Ben Saunders is one of the world’s leading polar explorers, and a record-breaking long-distance skier who has covered more than 6,000km (3,700 miles) on foot in the Polar Regions since 2001. His accomplishments include leading The Scott Expedition, the longest human-powered polar journey in history, and the first completion of the expedition that defeated Captain Scott and Sir Ernest Shackleton, a 105-day round-trip from Ross Island on the coast of Antarctica to the South Pole and back again.
|Dr. Markus Frey
Dr Markus Frey is an Ice & Atmospheric Chemistry Scientist based at the British Antarctic Survey. His research has taken him to Antarctica 7 times and to the Arctic 4 times. In 2015 he spent six weeks aboard the Norwegian research vessel “ RV Lance” that was frozen into the Arctic sea ice. This pioneering project studying the entire life cycle of Arctic sea ice meant researchers had to endure challenging Arctic winter conditions with complete darkness, temperatures frequently dropping to below -30ºC and polar bears. Markus carried out experiments on the sea ice and in the ship’s Crow’s Nest to understand better how salty blowing snow during winter storms may release sea salt particles to the atmosphere. Small sea salt particles floating in air are important for climate because they contribute to cloud formation.
Live-links from Norway
|Dr. Jennifer King
Dr. Jennifer King’s interest in Polar regions stemmed from participation in an expedition to Greenland in summer 2000. This interest was further developed during a physical geography degree at the University of Reading, including two periods of fieldwork & travel on Svalbard.
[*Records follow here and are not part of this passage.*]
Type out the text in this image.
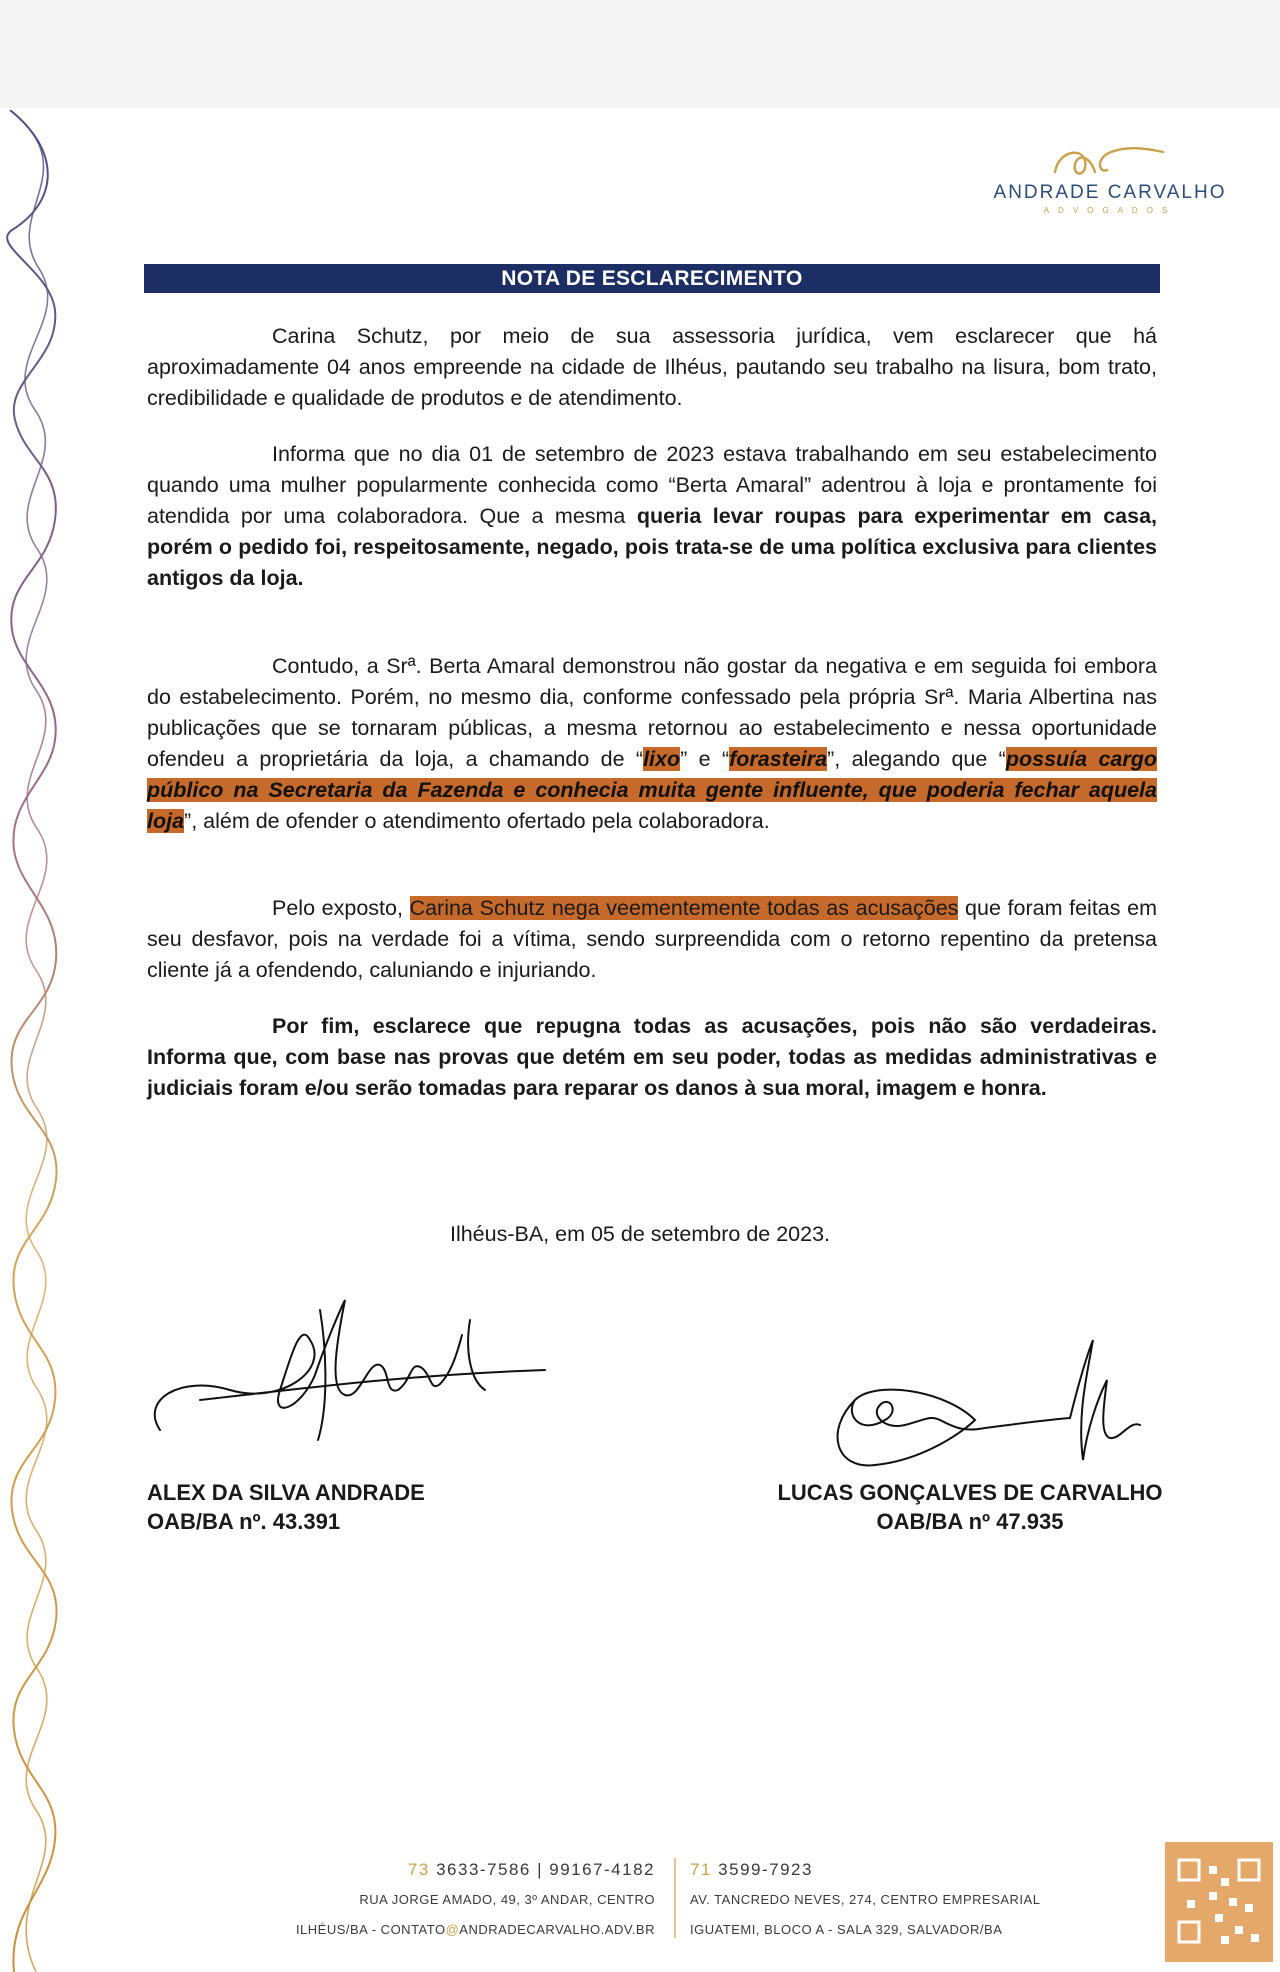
ANDRADE CARVALHO
ADVOGADOS
NOTA DE ESCLARECIMENTO

Carina Schutz, por meio de sua assessoria jurídica, vem esclarecer que há aproximadamente 04 anos empreende na cidade de Ilhéus, pautando seu trabalho na lisura, bom trato, credibilidade e qualidade de produtos e de atendimento.

Informa que no dia 01 de setembro de 2023 estava trabalhando em seu estabelecimento quando uma mulher popularmente conhecida como “Berta Amaral” adentrou à loja e prontamente foi atendida por uma colaboradora. Que a mesma queria levar roupas para experimentar em casa, porém o pedido foi, respeitosamente, negado, pois trata-se de uma política exclusiva para clientes antigos da loja.

Contudo, a Srª. Berta Amaral demonstrou não gostar da negativa e em seguida foi embora do estabelecimento. Porém, no mesmo dia, conforme confessado pela própria Srª. Maria Albertina nas publicações que se tornaram públicas, a mesma retornou ao estabelecimento e nessa oportunidade ofendeu a proprietária da loja, a chamando de “lixo” e “forasteira”, alegando que “possuía cargo público na Secretaria da Fazenda e conhecia muita gente influente, que poderia fechar aquela loja”, além de ofender o atendimento ofertado pela colaboradora.

Pelo exposto, Carina Schutz nega veementemente todas as acusações que foram feitas em seu desfavor, pois na verdade foi a vítima, sendo surpreendida com o retorno repentino da pretensa cliente já a ofendendo, caluniando e injuriando.

Por fim, esclarece que repugna todas as acusações, pois não são verdadeiras. Informa que, com base nas provas que detém em seu poder, todas as medidas administrativas e judiciais foram e/ou serão tomadas para reparar os danos à sua moral, imagem e honra.

Ilhéus-BA, em 05 de setembro de 2023.
ALEX DA SILVA ANDRADE
OAB/BA nº. 43.391
LUCAS GONÇALVES DE CARVALHO
OAB/BA nº 47.935
73 3633-7586 | 99167-4182
RUA JORGE AMADO, 49, 3º ANDAR, CENTRO
ILHÉUS/BA - CONTATO@ANDRADECARVALHO.ADV.BR
71 3599-7923
AV. TANCREDO NEVES, 274, CENTRO EMPRESARIAL
IGUATEMI, BLOCO A - SALA 329, SALVADOR/BA
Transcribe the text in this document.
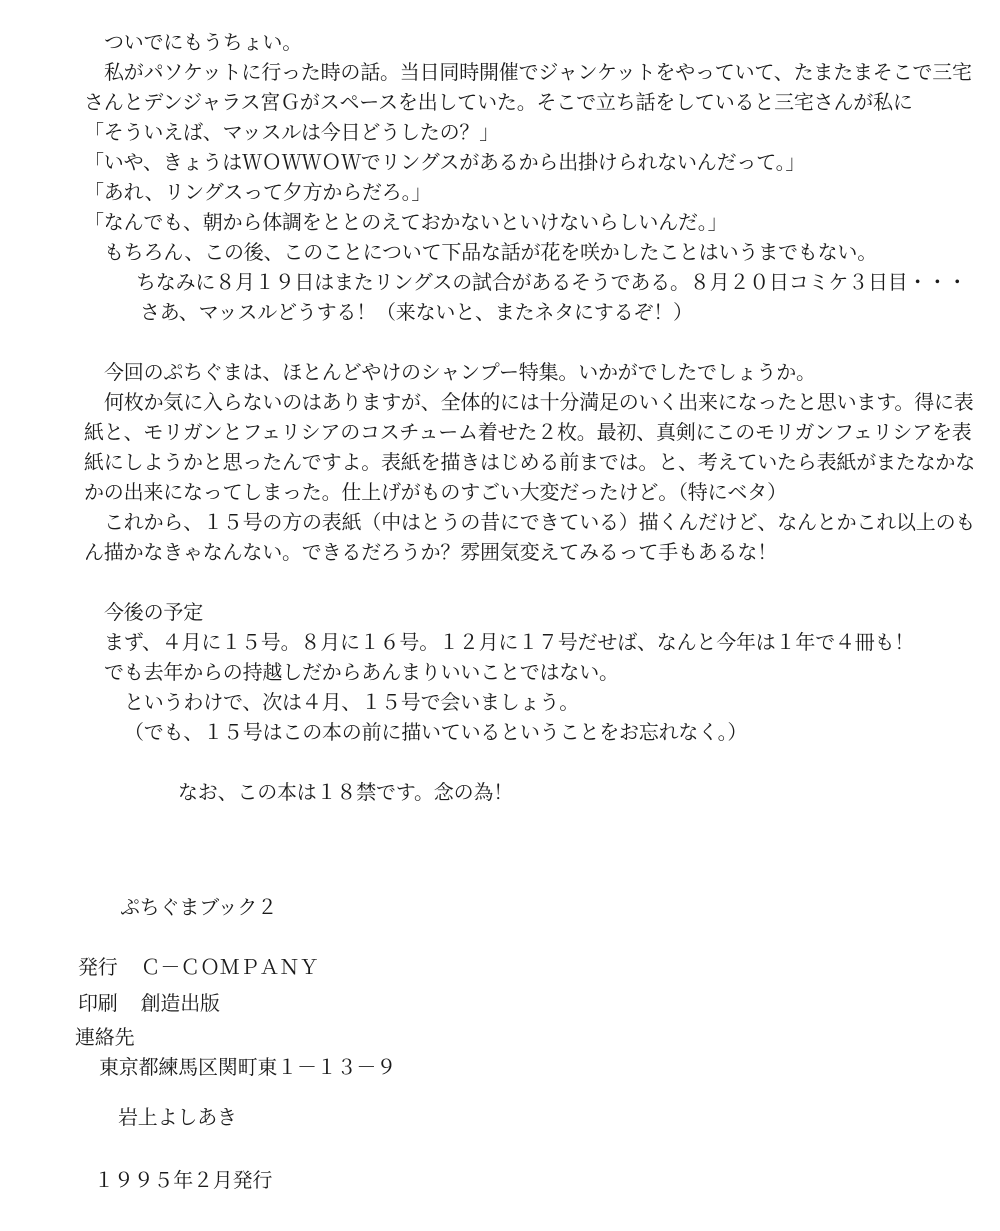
ついでにもうちょい。

私がパソケットに行った時の話。当日同時開催でジャンケットをやっていて、たまたまそこで三宅

さんとデンジャラス宮Ｇがスペースを出していた。そこで立ち話をしていると三宅さんが私に

「そういえば、マッスルは今日どうしたの？」

「いや、きょうはＷＯＷＷＯＷでリングスがあるから出掛けられないんだって。」

「あれ、リングスって夕方からだろ。」

「なんでも、朝から体調をととのえておかないといけないらしいんだ。」

もちろん、この後、このことについて下品な話が花を咲かしたことはいうまでもない。

ちなみに８月１９日はまたリングスの試合があるそうである。８月２０日コミケ３日目・・・

さあ、マッスルどうする！（来ないと、またネタにするぞ！）

今回のぷちぐまは、ほとんどやけのシャンプー特集。いかがでしたでしょうか。

何枚か気に入らないのはありますが、全体的には十分満足のいく出来になったと思います。得に表

紙と、モリガンとフェリシアのコスチューム着せた２枚。最初、真剣にこのモリガンフェリシアを表

紙にしようかと思ったんですよ。表紙を描きはじめる前までは。と、考えていたら表紙がまたなかな

かの出来になってしまった。仕上げがものすごい大変だったけど。（特にベタ）

これから、１５号の方の表紙（中はとうの昔にできている）描くんだけど、なんとかこれ以上のも

ん描かなきゃなんない。できるだろうか？雰囲気変えてみるって手もあるな！

今後の予定

まず、４月に１５号。８月に１６号。１２月に１７号だせば、なんと今年は１年で４冊も！

でも去年からの持越しだからあんまりいいことではない。

というわけで、次は４月、１５号で会いましょう。

（でも、１５号はこの本の前に描いているということをお忘れなく。）

なお、この本は１８禁です。念の為！

ぷちぐまブック２

発行 Ｃ－ＣＯＭＰＡＮＹ

印刷 創造出版

連絡先

東京都練馬区関町東１－１３－９

岩上よしあき

１９９５年２月発行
An interest in satellite remote sensing came later, whilst pursuing a Masters in Glaciology at Aberystwyth University, the fusion of the two led Jennifer to her PhD research at the University of Sheffield on the use of SAR (Synthetic Aperture Radar) for tracking sea ice movement.
Jennifer’s current postdoc position is at the Norwegian Polar Institute where her research combines remote sensing techniques with in-situ measurements to investigate sea ice thickness and dynamics. Jennifer recently participated in the NICE2015 expedition, a multidisciplinary observational study on drifting Arctic sea ice in the region north of Svalbard from winter to summer in early 2015.